Esensi Qurban: Totalitas Melampaui Ego
Dede Heri membuka obrolan dengan tatapan menerawang. Bagi pegiat literasi ini, Idul Qurban bukan sekadar ritual menyembelih hewan secara fisik.
“Secara kultural dan spiritual, Nabi Ibrahim AS dan Nabi Ismail AS sedang mempertontonkan puncak tertinggi dari cinta,” ujar Dede santai sembari membetulkan posisi duduknya. “Nabi Ibrahim tidak sedang menyembelih anaknya, melainkan sedang menyembelih rasa kepemilikan. Nabi Ismail pun bukan pasrah karena kalah, tapi karena berserah secara total pada Kebenaran Mutlak. Nilai spiritual inilah yang harus dibumikan dalam ruang kekinian kita.
“Aam Abdul Salam mengangguk setuju. Mantan aktivis 98 ini melihat ada benang merah yang tebal antara totalitas ketaatan spiritual tersebut dengan realitas sosial-politik hari ini.

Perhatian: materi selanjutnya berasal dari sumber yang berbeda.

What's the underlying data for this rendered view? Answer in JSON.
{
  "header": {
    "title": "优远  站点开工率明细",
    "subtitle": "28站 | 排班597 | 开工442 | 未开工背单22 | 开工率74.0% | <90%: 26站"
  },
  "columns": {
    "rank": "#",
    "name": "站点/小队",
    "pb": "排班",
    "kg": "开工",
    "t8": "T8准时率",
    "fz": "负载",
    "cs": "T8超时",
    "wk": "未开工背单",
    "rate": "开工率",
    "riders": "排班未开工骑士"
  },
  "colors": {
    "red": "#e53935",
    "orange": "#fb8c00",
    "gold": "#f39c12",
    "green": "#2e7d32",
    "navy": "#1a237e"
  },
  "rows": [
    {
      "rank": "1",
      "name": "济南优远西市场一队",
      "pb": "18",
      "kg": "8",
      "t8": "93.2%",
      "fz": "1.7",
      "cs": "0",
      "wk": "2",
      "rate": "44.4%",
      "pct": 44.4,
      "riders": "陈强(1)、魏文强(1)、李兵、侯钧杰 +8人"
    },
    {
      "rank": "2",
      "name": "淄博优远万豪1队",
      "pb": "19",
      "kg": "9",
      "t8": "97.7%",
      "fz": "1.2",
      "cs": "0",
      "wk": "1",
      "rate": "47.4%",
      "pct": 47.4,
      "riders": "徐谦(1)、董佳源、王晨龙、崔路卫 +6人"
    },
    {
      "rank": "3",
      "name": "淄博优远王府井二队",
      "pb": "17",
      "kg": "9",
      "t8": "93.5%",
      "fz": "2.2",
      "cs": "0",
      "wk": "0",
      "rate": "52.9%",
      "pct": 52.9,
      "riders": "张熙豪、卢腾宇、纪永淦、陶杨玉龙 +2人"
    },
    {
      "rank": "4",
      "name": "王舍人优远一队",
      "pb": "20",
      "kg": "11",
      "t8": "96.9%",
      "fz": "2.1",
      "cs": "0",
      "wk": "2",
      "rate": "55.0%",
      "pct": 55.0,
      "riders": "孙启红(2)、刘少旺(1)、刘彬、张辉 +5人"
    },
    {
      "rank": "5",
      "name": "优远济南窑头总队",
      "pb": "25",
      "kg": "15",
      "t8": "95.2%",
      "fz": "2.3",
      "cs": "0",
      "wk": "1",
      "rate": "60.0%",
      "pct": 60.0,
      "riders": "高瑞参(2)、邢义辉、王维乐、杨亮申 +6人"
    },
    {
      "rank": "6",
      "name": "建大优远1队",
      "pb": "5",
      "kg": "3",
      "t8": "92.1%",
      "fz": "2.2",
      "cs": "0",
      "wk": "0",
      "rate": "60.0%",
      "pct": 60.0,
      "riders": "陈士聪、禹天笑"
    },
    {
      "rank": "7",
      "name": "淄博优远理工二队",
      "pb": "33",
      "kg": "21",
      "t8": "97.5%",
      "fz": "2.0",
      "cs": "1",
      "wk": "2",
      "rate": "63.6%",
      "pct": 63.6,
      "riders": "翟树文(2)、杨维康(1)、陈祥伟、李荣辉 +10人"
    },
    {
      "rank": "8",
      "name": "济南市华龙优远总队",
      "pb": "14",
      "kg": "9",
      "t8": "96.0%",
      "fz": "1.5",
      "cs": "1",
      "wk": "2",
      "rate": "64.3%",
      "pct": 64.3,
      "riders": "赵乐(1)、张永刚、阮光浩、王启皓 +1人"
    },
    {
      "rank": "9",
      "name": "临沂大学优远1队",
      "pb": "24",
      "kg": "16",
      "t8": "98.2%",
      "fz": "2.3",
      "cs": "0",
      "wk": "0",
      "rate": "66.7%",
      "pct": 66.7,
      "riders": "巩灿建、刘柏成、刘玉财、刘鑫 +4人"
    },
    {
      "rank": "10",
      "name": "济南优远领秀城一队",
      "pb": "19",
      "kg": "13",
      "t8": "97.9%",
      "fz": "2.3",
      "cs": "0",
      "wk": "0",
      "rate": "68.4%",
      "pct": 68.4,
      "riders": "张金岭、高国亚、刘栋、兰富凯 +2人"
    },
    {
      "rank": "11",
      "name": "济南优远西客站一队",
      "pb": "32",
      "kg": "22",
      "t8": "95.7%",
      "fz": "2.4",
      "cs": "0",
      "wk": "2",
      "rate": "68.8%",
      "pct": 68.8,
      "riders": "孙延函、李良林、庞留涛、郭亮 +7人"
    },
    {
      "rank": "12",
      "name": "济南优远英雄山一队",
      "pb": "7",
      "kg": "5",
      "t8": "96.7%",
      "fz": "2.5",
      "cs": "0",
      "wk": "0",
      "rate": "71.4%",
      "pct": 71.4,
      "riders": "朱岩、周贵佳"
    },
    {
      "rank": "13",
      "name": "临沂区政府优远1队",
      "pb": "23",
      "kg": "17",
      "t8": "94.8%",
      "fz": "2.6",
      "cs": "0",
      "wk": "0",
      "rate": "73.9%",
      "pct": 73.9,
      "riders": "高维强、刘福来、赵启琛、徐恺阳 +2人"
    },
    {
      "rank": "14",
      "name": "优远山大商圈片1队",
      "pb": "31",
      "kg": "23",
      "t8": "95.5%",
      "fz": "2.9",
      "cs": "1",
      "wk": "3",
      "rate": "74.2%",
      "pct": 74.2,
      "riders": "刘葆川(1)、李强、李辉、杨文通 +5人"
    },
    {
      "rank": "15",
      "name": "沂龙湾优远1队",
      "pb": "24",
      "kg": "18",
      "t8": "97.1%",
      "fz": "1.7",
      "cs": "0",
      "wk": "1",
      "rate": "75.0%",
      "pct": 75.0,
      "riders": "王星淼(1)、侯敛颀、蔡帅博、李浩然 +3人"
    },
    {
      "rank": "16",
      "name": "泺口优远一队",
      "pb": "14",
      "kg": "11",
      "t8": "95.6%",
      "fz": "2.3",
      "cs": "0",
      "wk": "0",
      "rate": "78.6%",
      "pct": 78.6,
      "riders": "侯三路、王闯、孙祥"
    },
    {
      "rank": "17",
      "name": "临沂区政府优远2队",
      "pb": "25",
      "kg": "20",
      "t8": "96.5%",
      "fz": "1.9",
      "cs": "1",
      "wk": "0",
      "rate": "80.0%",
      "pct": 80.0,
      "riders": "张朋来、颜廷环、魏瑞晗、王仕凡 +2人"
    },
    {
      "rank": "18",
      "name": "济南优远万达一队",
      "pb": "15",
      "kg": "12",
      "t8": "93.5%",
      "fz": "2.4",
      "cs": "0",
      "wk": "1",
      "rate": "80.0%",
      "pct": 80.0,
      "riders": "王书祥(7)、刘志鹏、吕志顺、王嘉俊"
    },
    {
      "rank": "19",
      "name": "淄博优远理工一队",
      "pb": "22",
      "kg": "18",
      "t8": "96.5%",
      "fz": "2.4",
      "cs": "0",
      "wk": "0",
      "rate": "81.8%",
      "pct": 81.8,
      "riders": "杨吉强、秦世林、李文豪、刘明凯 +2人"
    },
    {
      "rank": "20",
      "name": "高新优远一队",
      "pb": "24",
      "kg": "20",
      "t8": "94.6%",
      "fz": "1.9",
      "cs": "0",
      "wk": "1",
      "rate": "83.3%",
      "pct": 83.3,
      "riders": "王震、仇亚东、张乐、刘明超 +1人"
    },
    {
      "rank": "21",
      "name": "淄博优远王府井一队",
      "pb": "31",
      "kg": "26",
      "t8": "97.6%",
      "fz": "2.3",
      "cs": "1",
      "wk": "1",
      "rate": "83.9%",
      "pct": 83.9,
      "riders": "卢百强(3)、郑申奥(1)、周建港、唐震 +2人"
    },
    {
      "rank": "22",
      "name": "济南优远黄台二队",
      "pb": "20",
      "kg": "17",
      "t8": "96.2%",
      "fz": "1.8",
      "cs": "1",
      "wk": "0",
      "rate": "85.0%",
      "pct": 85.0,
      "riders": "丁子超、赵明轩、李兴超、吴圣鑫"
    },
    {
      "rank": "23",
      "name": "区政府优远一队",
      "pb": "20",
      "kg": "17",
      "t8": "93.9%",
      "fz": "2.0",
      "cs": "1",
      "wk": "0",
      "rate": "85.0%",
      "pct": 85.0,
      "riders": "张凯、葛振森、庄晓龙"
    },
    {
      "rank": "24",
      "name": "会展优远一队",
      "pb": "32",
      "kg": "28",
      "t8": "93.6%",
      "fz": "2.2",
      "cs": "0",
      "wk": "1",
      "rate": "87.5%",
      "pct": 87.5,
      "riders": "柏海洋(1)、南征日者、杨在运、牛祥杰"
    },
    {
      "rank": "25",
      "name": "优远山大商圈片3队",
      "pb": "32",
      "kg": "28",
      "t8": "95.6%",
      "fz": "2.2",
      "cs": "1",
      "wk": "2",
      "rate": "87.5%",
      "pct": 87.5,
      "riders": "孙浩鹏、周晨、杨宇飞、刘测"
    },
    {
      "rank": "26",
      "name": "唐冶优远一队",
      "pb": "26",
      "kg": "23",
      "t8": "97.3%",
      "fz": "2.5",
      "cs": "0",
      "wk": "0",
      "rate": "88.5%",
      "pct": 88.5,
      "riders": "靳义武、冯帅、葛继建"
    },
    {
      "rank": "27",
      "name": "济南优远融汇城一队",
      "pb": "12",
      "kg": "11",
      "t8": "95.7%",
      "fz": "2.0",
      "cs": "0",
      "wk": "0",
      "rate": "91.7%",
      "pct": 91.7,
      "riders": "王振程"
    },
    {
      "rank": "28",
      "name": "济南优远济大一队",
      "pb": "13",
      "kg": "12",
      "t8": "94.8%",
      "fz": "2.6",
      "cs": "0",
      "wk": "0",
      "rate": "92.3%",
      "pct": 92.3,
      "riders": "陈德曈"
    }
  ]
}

“Ketaatan total itu kalau diterjemahkan ke dalam bahasa bernegara namanya pengabdian tanpa batas,” sahut Aam. “Sikap berserah dan berkorban untuk kepentingan yang lebih besar itulah yang hari ini kita lihat sedang dicontohkan oleh Presiden Prabowo Subianto.
“Kepemimpinan yang Mengayomi dan Jiwa “Sekolah Rakyat”
Anto Kusumayuda, sang Ketua Umum PPJNA 98, kemudian mengambil alih ritme obrolan. Dengan gaya bicaranya yang taktis namun tetap rileks, ia mengulas bagaimana totalitas ala Ibrahimiah itu mewujud dalam kebijakan negara.
“Prabowo itu bekerja dengan cara mengayomi dan melindungi rakyatnya secara total. Coba lihat fokusnya: memastikan tidak ada anak-anak yang kelaparan, memberikan makanan bergizi, dan membangun basis ‘sekolah rakyat’ agar pendidikan bisa diakses semua kalangan,” jelas Anto sembari menyeruput kopinya.
Bagi Anto, menjaga sumber daya alam agar tetap dikelola secara mandiri demi kepentingan bangsa adalah bentuk ‘qurban’ politik yang nyata. “Beliau sedang mengorbankan kenyamanan personalnya demi memastikan kedaulatan negara tetap utuh di tangan rakyat,” tambahnya.
Siti Ratna Maymunah, selaku nakhoda media online, memandang hal ini dari kacamata kultural masyarakat. “Pemimpin yang ikhlas itu biasanya jalannya tidak pernah mulus. Semakin total ia berbagi dan berbakti, semakin besar pula angin ujian yang menerpa. Dan di era digital ini, ujian paling nyata berbentuk narasi visual dan fitnah,” ungkap Siti.
Menepis Badai Fitnah: Kasus Film “Pesta Babi”
Perbincangan mengalir makin hangat saat membahas ujian-ujian yang kerap mendiskreditkan pemerintah. Salah satu yang paling hangat adalah munculnya serangan fitnah lewat medium film bertajuk “Pesta Babi”.
Film tersebut mencoba menggiring opini seolah-olah kepemimpinan Presiden Prabowo adalah aktor di balik kerusakan yang terjadi di tanah Papua.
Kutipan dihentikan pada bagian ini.